A Princess in Theory Page 103
“Och. Wait!” Kevin called out, but she was already turning around the side of the building and stepping through the fog into what seemed to be a courtyard. She heard the sounds of struggle, then saw movement in the fog. The courtyard was illuminated by a few dim lamps, and she could make out a smallish woman with a crown of pink hair trying to fend off an attacker. He was large, broad shouldered, and looked like he could bench-press both Portia and the woman at the same time. The woman kicked out.
“Let go!” she growled, and the man laughed.
“Make me.”
Portia was paralyzed by panic for a moment, but she had taken self-defense courses. She had played this out in her head, what to do if she saw someone being attacked.
She took a deep breath then ran up—holy shit this guy was huge—and elbowed the guy from behind, bouncing back a few feet from the force of the impact. Her hit didn’t seem to faze him, but it got his attention. He turned to face her. His skin was tanned, surprising for all the talk of cloudy days and pasty British men she’d heard about. His eyes were a beautiful shade of olive green beneath the fringe of salt-and-pepper hair that fell into his face. It was cropped shorter on the side, revealing that the hair at his temples had already completed the transition from salt and pepper to salt. His face was that of a man too young to be going gray, though rough-hewn, with gray-tinged stubble. Portia blinked, and then she saw a flash of metal and the man’s attractiveness became the most trivial of matters.
He had a knife.
Portia focused on those gorgeous green eyes, lifted her hand, and sprayed like he was a cockroach in her living room.
“What the fuck!” the man dropped to his knees, hands pressed to his eyes. He muttered a string of words Portia didn’t understand except that they were invective against her.
“She told you to let go,” Portia said, feeling a strange light-headedness that was probably an adrenaline rush. She also felt a little rush of pride—she’d only been in Scotland for about an hour and had already stopped a crime in progress.
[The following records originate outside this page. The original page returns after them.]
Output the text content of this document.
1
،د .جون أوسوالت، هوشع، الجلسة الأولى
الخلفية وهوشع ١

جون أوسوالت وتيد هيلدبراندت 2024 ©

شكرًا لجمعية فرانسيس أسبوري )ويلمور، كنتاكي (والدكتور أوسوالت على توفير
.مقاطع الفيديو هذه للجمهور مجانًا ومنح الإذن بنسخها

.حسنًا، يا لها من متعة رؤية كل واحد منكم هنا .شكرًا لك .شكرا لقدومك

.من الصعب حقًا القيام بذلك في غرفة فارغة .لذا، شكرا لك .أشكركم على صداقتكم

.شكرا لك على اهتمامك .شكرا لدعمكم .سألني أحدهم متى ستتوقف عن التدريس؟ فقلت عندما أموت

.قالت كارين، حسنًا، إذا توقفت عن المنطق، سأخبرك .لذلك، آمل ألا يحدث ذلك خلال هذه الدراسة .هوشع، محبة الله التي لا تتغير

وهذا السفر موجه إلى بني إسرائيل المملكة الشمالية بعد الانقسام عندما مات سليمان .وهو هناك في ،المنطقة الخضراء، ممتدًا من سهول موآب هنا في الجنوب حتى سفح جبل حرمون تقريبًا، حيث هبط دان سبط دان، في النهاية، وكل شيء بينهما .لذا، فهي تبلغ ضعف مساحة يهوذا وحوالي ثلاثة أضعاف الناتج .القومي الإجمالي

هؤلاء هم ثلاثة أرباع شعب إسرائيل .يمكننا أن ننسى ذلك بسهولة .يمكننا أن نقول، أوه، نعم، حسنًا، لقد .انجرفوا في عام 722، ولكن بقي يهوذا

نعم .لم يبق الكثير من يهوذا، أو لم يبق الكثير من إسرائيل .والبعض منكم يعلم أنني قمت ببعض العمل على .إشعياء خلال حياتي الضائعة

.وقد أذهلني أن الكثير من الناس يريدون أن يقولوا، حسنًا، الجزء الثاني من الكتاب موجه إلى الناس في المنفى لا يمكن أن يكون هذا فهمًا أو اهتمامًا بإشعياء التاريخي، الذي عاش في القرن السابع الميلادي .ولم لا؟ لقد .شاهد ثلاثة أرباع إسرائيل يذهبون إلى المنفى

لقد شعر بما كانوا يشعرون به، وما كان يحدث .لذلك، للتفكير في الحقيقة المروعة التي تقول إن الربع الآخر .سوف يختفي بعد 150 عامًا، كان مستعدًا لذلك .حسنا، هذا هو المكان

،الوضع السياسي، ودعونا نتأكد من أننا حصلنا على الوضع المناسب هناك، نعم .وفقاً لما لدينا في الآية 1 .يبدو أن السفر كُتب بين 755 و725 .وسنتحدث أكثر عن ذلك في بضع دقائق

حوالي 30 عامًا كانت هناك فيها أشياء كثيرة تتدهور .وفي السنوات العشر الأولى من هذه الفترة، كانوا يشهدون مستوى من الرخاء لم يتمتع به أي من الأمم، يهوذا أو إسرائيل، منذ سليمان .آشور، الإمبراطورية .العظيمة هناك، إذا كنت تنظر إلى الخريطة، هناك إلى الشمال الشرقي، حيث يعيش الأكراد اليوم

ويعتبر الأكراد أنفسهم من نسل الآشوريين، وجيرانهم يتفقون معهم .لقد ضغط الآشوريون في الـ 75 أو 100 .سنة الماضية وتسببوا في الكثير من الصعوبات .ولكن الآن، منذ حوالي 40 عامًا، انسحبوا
She was already composing the text message to her parents, some variation of See? I’m not a total fuck-up, when she felt a burning that had nothing to do with victory.
“Ow, ow, OW!” Her can of pepper spray clattered to the ground and she brought her hands to her eyes, too.
“Did you stand downwind?” the man said, and for a moment she thought he was crying but then realized the strange sound was his low laughter. “Oh, you bloody tosser.”
“Tav, are you okay?”
Through her tears Portia could make out the woman who’d just been attacked run to her attacker and begin to help him up. Her attacker named Tav.
Wait.
“Go get some milk, Cheryl,” he said, pulling himself to his feet.
She heard Kevin then. “Did you just mace Tav? Oh, this is brilliant, man.”
She heard the sound of a cell phone camera shutter, which in modern times was the equivalent to a death knell. She spread her hands to cover her face more fully, regretting that she’d pulled her hair back.
“Sprayed herself, too,” Tav said, and Portia somehow knew that “the bloody idiot” was implied.
She pressed her palms into her eyes, waiting for Cheryl to bring the milk, or the earth to open and swallow her. She’d been in Scotland less than an hour and had managed to assault the man who would be her boss for the next six months—and herself in the process.
Project: New Portia was off to a fantastic start.